Everything about Timothy was beautiful and he had a wonderful demeanor.  He breastfed as long as I could keep him full and ate well.  Timothy didn't crawl, he walked.  He met the typical milestones until approximately 9 months.

Things began to change shortly after his first birthday.  It was as if he hit a wall.  Timothy withdrew socially.  From everyone and everything.  He preferred to play alone and showed no interest in his sisters or anyone else for that matter.  Where had my bright and happy boy gone?  Timothy stopped eating pretty much everything and hated to wear clothing, including diapers.  He would pull and rip at his clothes.....it made no difference what he wore, he wanted it off.  He would make odd gestures at objects.

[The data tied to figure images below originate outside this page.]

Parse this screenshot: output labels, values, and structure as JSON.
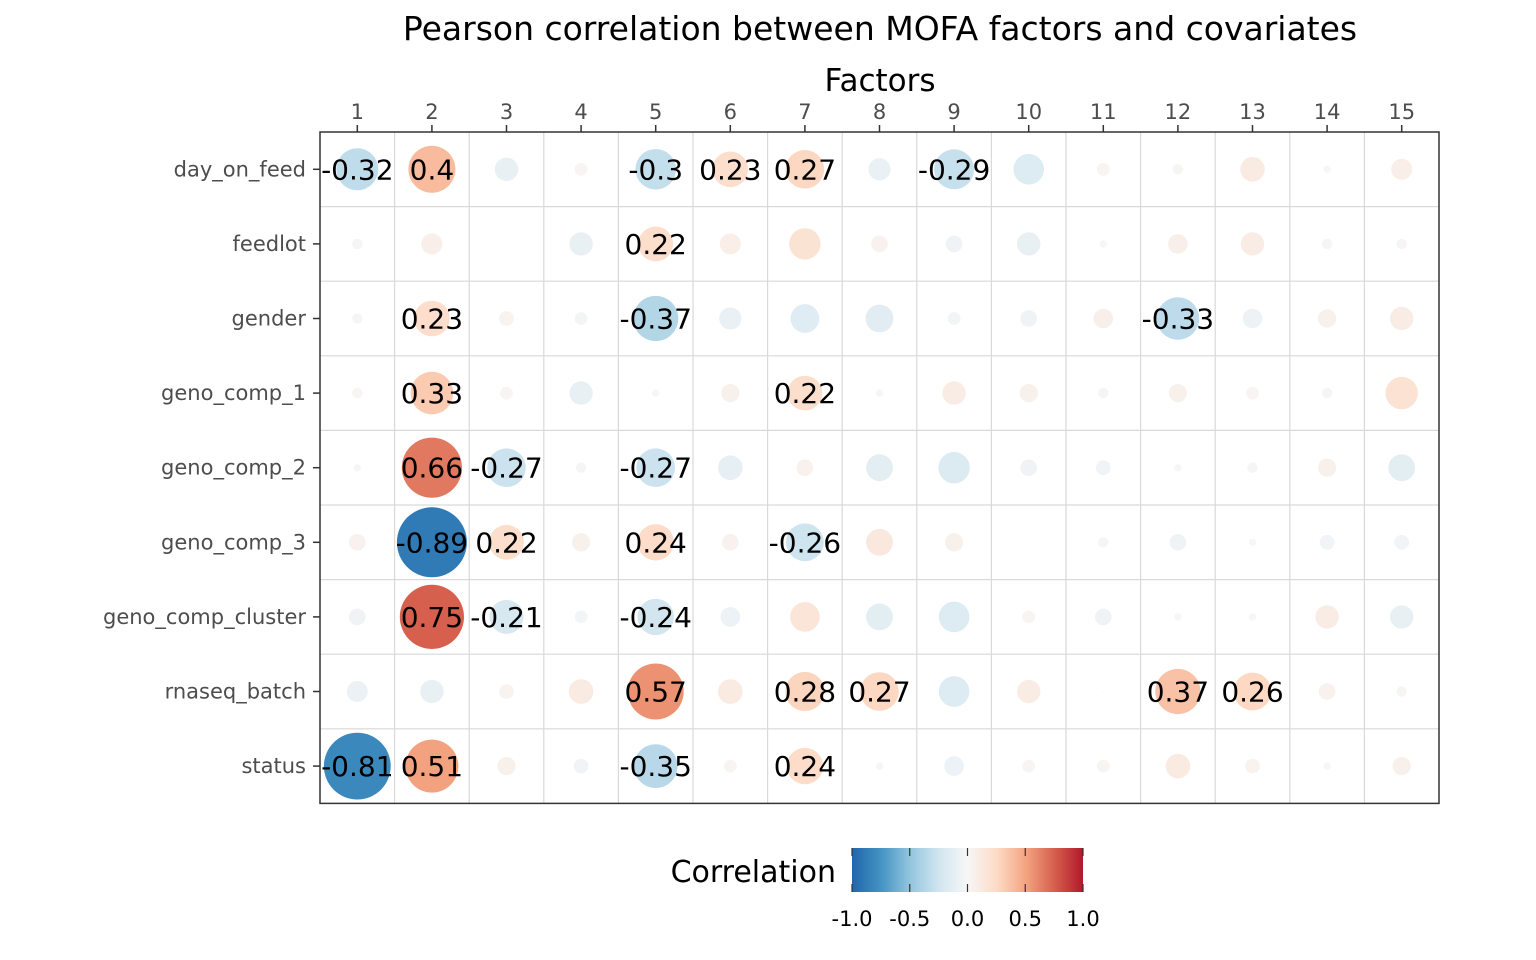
{
  "chart_data": {
    "type": "heatmap",
    "style": "bubble-correlation",
    "title": "Pearson correlation between MOFA factors and covariates",
    "xlabel": "Factors",
    "x_axis_position": "top",
    "columns": [
      "1",
      "2",
      "3",
      "4",
      "5",
      "6",
      "7",
      "8",
      "9",
      "10",
      "11",
      "12",
      "13",
      "14",
      "15"
    ],
    "rows": [
      "day_on_feed",
      "feedlot",
      "gender",
      "geno_comp_1",
      "geno_comp_2",
      "geno_comp_3",
      "geno_comp_cluster",
      "rnaseq_batch",
      "status"
    ],
    "values": [
      [
        -0.32,
        0.4,
        -0.1,
        0.03,
        -0.3,
        0.23,
        0.27,
        -0.09,
        -0.29,
        -0.17,
        0.03,
        0.02,
        0.11,
        0.01,
        0.08
      ],
      [
        0.02,
        0.08,
        0.0,
        -0.1,
        0.22,
        0.08,
        0.18,
        0.05,
        -0.05,
        -0.1,
        0.01,
        0.07,
        0.1,
        0.02,
        0.02
      ],
      [
        0.02,
        0.23,
        0.04,
        -0.03,
        -0.37,
        -0.09,
        -0.15,
        -0.14,
        -0.03,
        -0.05,
        0.07,
        -0.33,
        -0.07,
        0.06,
        0.1
      ],
      [
        0.02,
        0.33,
        0.03,
        -0.1,
        0.01,
        0.06,
        0.22,
        0.01,
        0.1,
        0.06,
        0.02,
        0.06,
        0.03,
        0.02,
        0.19
      ],
      [
        0.01,
        0.66,
        -0.27,
        0.02,
        -0.27,
        -0.11,
        0.05,
        -0.13,
        -0.18,
        -0.05,
        -0.04,
        0.01,
        0.02,
        0.06,
        -0.13
      ],
      [
        0.05,
        -0.89,
        0.22,
        0.06,
        0.24,
        0.05,
        -0.26,
        0.13,
        0.06,
        0.0,
        0.02,
        -0.05,
        0.01,
        -0.04,
        -0.04
      ],
      [
        -0.05,
        0.75,
        -0.21,
        -0.03,
        -0.24,
        -0.07,
        0.16,
        -0.13,
        -0.17,
        0.03,
        -0.05,
        0.01,
        0.01,
        0.1,
        -0.1
      ],
      [
        -0.08,
        -0.1,
        0.04,
        0.11,
        0.57,
        0.11,
        0.28,
        0.27,
        -0.17,
        0.1,
        0.0,
        0.37,
        0.26,
        0.05,
        0.02
      ],
      [
        -0.81,
        0.51,
        0.06,
        -0.04,
        -0.35,
        0.03,
        0.24,
        0.01,
        -0.07,
        0.03,
        0.03,
        0.11,
        0.04,
        0.01,
        0.06
      ]
    ],
    "label_threshold": 0.2,
    "legend": {
      "title": "Correlation",
      "position": "bottom",
      "ticks": [
        "-1.0",
        "-0.5",
        "0.0",
        "0.5",
        "1.0"
      ],
      "range": [
        -1,
        1
      ],
      "colors": [
        "#2166AC",
        "#4393C3",
        "#92C5DE",
        "#D1E5F0",
        "#F7F7F7",
        "#FDDBC7",
        "#F4A582",
        "#D6604D",
        "#B2182B"
      ]
    },
    "grid": true
  }
}
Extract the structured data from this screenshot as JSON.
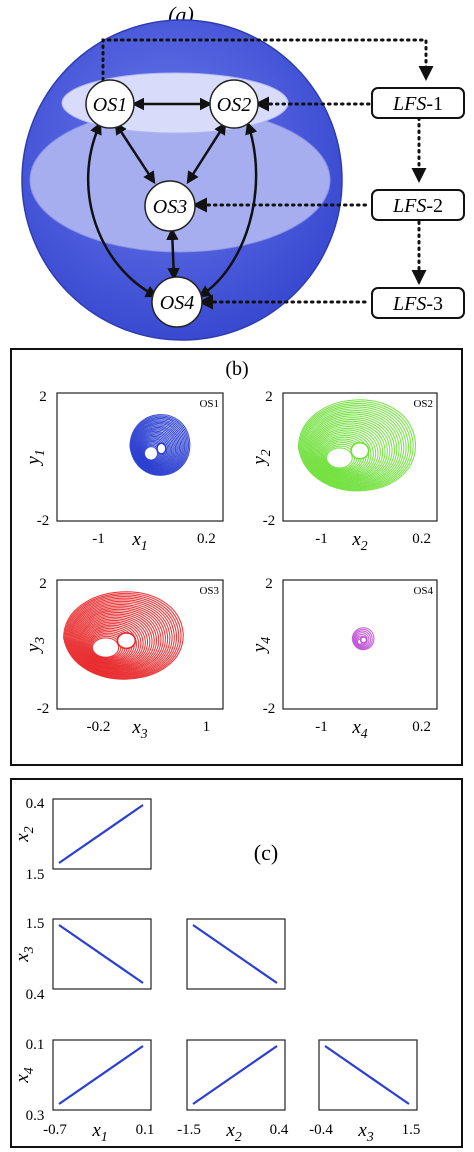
{
  "panel_a": {
    "label": "(a)",
    "nodes": [
      "OS1",
      "OS2",
      "OS3",
      "OS4"
    ],
    "boxes": [
      {
        "italic": "LFS",
        "suffix": "-1"
      },
      {
        "italic": "LFS",
        "suffix": "-2"
      },
      {
        "italic": "LFS",
        "suffix": "-3"
      }
    ],
    "colors": {
      "sphere": "#4858dc",
      "inner": "#a6aef0",
      "innermost": "#d8dcfa"
    }
  },
  "panel_b": {
    "label": "(b)",
    "plots": [
      {
        "name": "OS1",
        "xlabel": "x",
        "xsub": "1",
        "ylabel": "y",
        "ysub": "1",
        "xticks": [
          "-1",
          "0.2"
        ],
        "yticks": [
          "2",
          "-2"
        ],
        "color": "#2b3fd0"
      },
      {
        "name": "OS2",
        "xlabel": "x",
        "xsub": "2",
        "ylabel": "y",
        "ysub": "2",
        "xticks": [
          "-1",
          "0.2"
        ],
        "yticks": [
          "2",
          "-2"
        ],
        "color": "#6fe03a"
      },
      {
        "name": "OS3",
        "xlabel": "x",
        "xsub": "3",
        "ylabel": "y",
        "ysub": "3",
        "xticks": [
          "-0.2",
          "1"
        ],
        "yticks": [
          "2",
          "-2"
        ],
        "color": "#e8282a"
      },
      {
        "name": "OS4",
        "xlabel": "x",
        "xsub": "4",
        "ylabel": "y",
        "ysub": "4",
        "xticks": [
          "-1",
          "0.2"
        ],
        "yticks": [
          "2",
          "-2"
        ],
        "color": "#c255d6"
      }
    ]
  },
  "panel_c": {
    "label": "(c)",
    "line_color": "#2b3fd0",
    "rows": [
      {
        "ylabel": "x",
        "ysub": "2",
        "yticks": [
          "0.4",
          "1.5"
        ]
      },
      {
        "ylabel": "x",
        "ysub": "3",
        "yticks": [
          "1.5",
          "0.4"
        ]
      },
      {
        "ylabel": "x",
        "ysub": "4",
        "yticks": [
          "0.1",
          "0.3"
        ]
      }
    ],
    "columns": [
      {
        "xlabel": "x",
        "xsub": "1",
        "xticks": [
          "-0.7",
          "0.1"
        ]
      },
      {
        "xlabel": "x",
        "xsub": "2",
        "xticks": [
          "-1.5",
          "0.4"
        ]
      },
      {
        "xlabel": "x",
        "xsub": "3",
        "xticks": [
          "-0.4",
          "1.5"
        ]
      }
    ]
  }
}
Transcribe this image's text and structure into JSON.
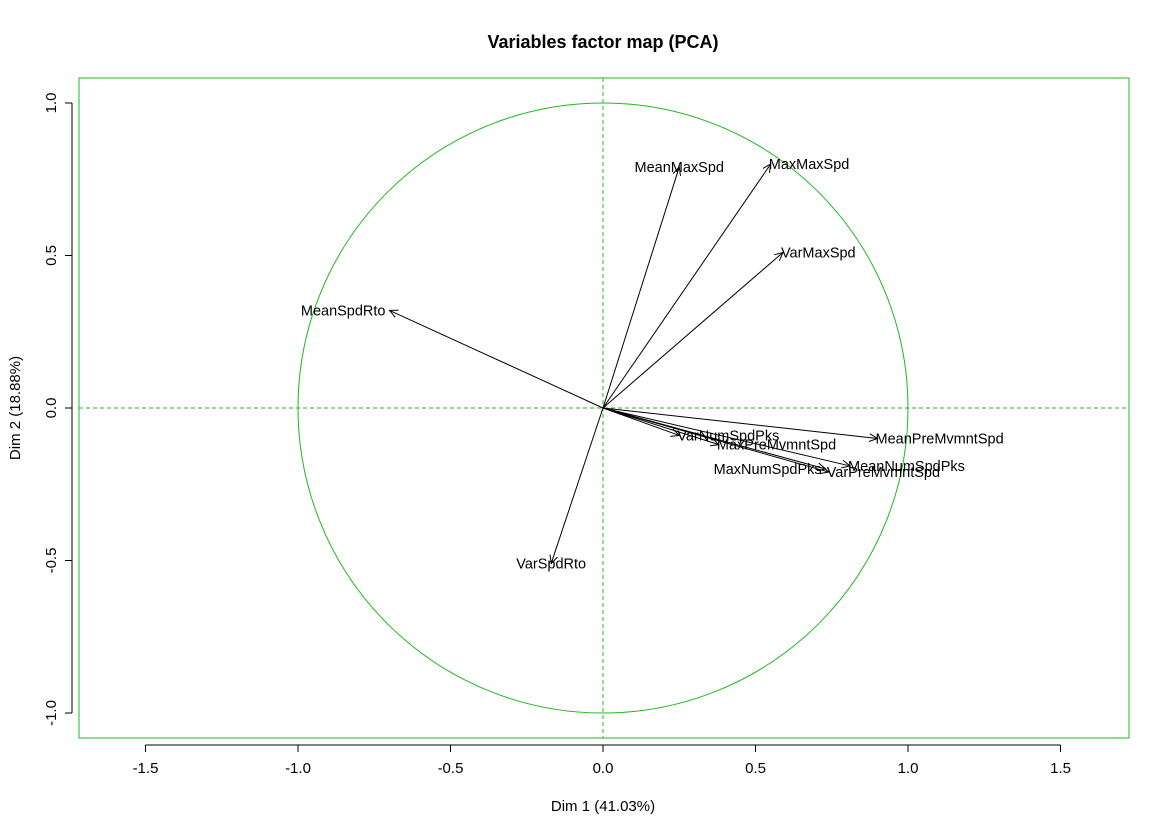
{
  "chart_data": {
    "type": "scatter",
    "title": "Variables factor map (PCA)",
    "xlabel": "Dim 1 (41.03%)",
    "ylabel": "Dim 2 (18.88%)",
    "xlim": [
      -1.72,
      1.72
    ],
    "ylim": [
      -1.08,
      1.08
    ],
    "xticks": [
      "-1.5",
      "-1.0",
      "-0.5",
      "0.0",
      "0.5",
      "1.0",
      "1.5"
    ],
    "yticks": [
      "-1.0",
      "-0.5",
      "0.0",
      "0.5",
      "1.0"
    ],
    "xtick_values": [
      -1.5,
      -1.0,
      -0.5,
      0.0,
      0.5,
      1.0,
      1.5
    ],
    "ytick_values": [
      -1.0,
      -0.5,
      0.0,
      0.5,
      1.0
    ],
    "grid": false,
    "correlation_circle": {
      "radius": 1.0,
      "color": "#1fb91f"
    },
    "reference_lines": {
      "x": 0,
      "y": 0,
      "style": "dashed",
      "color": "#1fb91f"
    },
    "frame_color": "#1fb91f",
    "arrow_color": "#000000",
    "variables": [
      {
        "name": "MeanMaxSpd",
        "x": 0.25,
        "y": 0.79,
        "label_anchor": "middle"
      },
      {
        "name": "MaxMaxSpd",
        "x": 0.55,
        "y": 0.8,
        "label_anchor": "start"
      },
      {
        "name": "VarMaxSpd",
        "x": 0.59,
        "y": 0.51,
        "label_anchor": "start"
      },
      {
        "name": "MeanSpdRto",
        "x": -0.7,
        "y": 0.32,
        "label_anchor": "end"
      },
      {
        "name": "MeanPreMvmntSpd",
        "x": 0.9,
        "y": -0.1,
        "label_anchor": "start"
      },
      {
        "name": "MeanNumSpdPks",
        "x": 0.81,
        "y": -0.19,
        "label_anchor": "start"
      },
      {
        "name": "VarPreMvmntSpd",
        "x": 0.74,
        "y": -0.21,
        "label_anchor": "start"
      },
      {
        "name": "MaxNumSpdPks",
        "x": 0.73,
        "y": -0.2,
        "label_anchor": "end"
      },
      {
        "name": "MaxPreMvmntSpd",
        "x": 0.38,
        "y": -0.12,
        "label_anchor": "start"
      },
      {
        "name": "VarNumSpdPks",
        "x": 0.25,
        "y": -0.09,
        "label_anchor": "start"
      },
      {
        "name": "VarSpdRto",
        "x": -0.17,
        "y": -0.51,
        "label_anchor": "middle"
      }
    ]
  }
}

Fast forward to that fateful Dr's appointment.  Me, blubbering like an infant.  Mercifully that ended the appointment and I was handed my(his) fate on a small appointment card.  We were being referred to a pediatrician.  In my heart of hearts, I still held hope that things would be alright and that I would wake up from this terrible nightmare.

No such luck.  Six long months later and we were sitting in another Dr's office.  Ninety minutes later in his office and he said the words that I will never forget and even tear up typing.  Your son is autistic.

Once again, the floodgates opened and I wept in that office.  I wept for my child, I wept for my family and I wept for what I thought was lost.   For you see, life wasn't over for him.  Timothy was not dying, but at that very moment I was grieving.  I grieved for almost a year.  I couldn't talk about his diagnosis without crying and just thinking about what could have been sent me off the ledge.  My husband seemed unaffected on the outside and often told me "he'll be fine" or "he will grow out of it".  I began talking to God.  I was angry.  What did I do to deserve this?  People would say to me, "God wouldn't have given you a special needs child if he thought you couldn't handle it."  Really?  Cause I don't seem to be "handling" anything very well.

I'm going to end this entry with my thoughts on Timothy's diagnosis.  He is NOT autistic.  He is more than just autism.  Timothy HAS autism.  That is not all he is.  He is so much more!